Ehara taku toa, I te toa takitahi engari he toa takatini My strength comes not from myself alone but from the strength of the group
E te whānau, ngā tumuaki o Aotearoa, tēnā koutou katoa
Last night was the culmination of one of the most exciting general election campaigns we have experienced in many years. The voting choices and later coalition decisions boiled down to essentially two options. These were either to retain the status quo or opt for generational change.
For education, I believe that whatever the final choice had been, we needed change and I had asked our former Minister of Education, Hon Nikki Kaye, to address the Government's agenda for education. The Global Reforms we have endured for the past decade had proven to be destructive and unhelpful in improving learning for our young people. I had asked her to stop them. We wanted our quality public education system to be once again positioned at the forefront. Our ability as principals to lead pedagogical programmes in our schools that enhance risk taking, creativity, critical thinking and problem solving through providing a broad and rich curriculum, had to be restored.
More than that, relationships with the ministries and organisations set up to support us in our work also needed to be restored so that we could again enjoy a high trust environment free of high stakes accountability measures and the data obsessions that have plagued us for so long.

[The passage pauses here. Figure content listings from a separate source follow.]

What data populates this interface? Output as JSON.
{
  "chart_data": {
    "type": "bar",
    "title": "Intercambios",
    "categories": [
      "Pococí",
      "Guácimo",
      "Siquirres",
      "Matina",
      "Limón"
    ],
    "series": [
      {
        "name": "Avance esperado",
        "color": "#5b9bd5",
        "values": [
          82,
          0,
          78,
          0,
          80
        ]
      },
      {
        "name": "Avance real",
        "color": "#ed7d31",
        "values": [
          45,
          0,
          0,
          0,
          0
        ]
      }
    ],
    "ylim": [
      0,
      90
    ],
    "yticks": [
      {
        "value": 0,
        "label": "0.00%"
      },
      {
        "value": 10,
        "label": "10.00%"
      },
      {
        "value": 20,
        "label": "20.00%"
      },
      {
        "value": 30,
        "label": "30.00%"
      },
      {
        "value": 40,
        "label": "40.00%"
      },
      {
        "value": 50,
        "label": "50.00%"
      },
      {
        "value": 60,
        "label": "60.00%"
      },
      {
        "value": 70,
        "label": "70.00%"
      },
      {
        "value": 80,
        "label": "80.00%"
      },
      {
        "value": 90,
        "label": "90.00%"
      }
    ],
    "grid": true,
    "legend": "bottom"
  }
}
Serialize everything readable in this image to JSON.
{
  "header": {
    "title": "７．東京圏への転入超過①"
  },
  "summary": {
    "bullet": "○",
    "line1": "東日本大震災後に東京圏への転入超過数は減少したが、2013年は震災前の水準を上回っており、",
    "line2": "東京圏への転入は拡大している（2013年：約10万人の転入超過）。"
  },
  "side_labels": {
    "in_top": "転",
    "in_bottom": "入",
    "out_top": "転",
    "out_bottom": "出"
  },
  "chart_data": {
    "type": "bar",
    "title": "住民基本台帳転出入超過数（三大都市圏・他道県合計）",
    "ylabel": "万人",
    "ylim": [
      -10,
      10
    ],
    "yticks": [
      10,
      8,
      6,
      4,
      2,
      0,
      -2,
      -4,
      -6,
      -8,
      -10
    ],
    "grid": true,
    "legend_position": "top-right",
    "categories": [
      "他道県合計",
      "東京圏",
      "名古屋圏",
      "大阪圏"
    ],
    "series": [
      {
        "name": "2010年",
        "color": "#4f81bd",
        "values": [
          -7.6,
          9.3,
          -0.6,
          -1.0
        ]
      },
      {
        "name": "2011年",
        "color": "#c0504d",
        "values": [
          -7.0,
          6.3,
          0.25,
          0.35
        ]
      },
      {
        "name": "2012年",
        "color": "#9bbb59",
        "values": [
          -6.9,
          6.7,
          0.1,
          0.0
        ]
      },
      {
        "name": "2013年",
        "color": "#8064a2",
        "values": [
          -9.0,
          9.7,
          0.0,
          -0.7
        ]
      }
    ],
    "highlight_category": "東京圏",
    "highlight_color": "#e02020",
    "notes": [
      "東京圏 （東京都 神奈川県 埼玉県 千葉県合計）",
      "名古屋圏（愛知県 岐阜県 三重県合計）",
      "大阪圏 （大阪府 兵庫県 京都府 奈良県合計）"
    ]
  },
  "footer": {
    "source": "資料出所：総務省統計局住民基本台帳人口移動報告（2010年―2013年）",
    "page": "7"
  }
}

Instead of measures and standards sitting at the centre of everything, we would place our young people at the centre where they deserve to be.
That the final election result is a Labour led Government in coalition with NZ First and the Greens means that the education policies that will help us achieve these goals are already in place.
I can assure you that as soon as the Prime Minister has announced her Cabinet, we will be meeting with the new Minister of Education to talk about time-frames and plans to dismantle some of the heavy compliance requirements and those aspects of privatisation such as charter schools that have sucked resources and energy from our system.
All of the parties in the new coalition government have promised to either close charter schools immediately or at least phase them out. They have also campaigned on ridding us of national standards and their accountability function as measures of school performance.
Perhaps most encouraging of all is that the parties of the new coalition have all said that they welcome the profession's input and advice . We will advocate for policies that work for you, as leaders of your schools and also for your young people. We will also support the politicians in their policy development as the new Government takes New Zealand's education system forward. Together we will build a strong, resilient and high functioning system, within which all of our young people will have fun and a fair chance of success.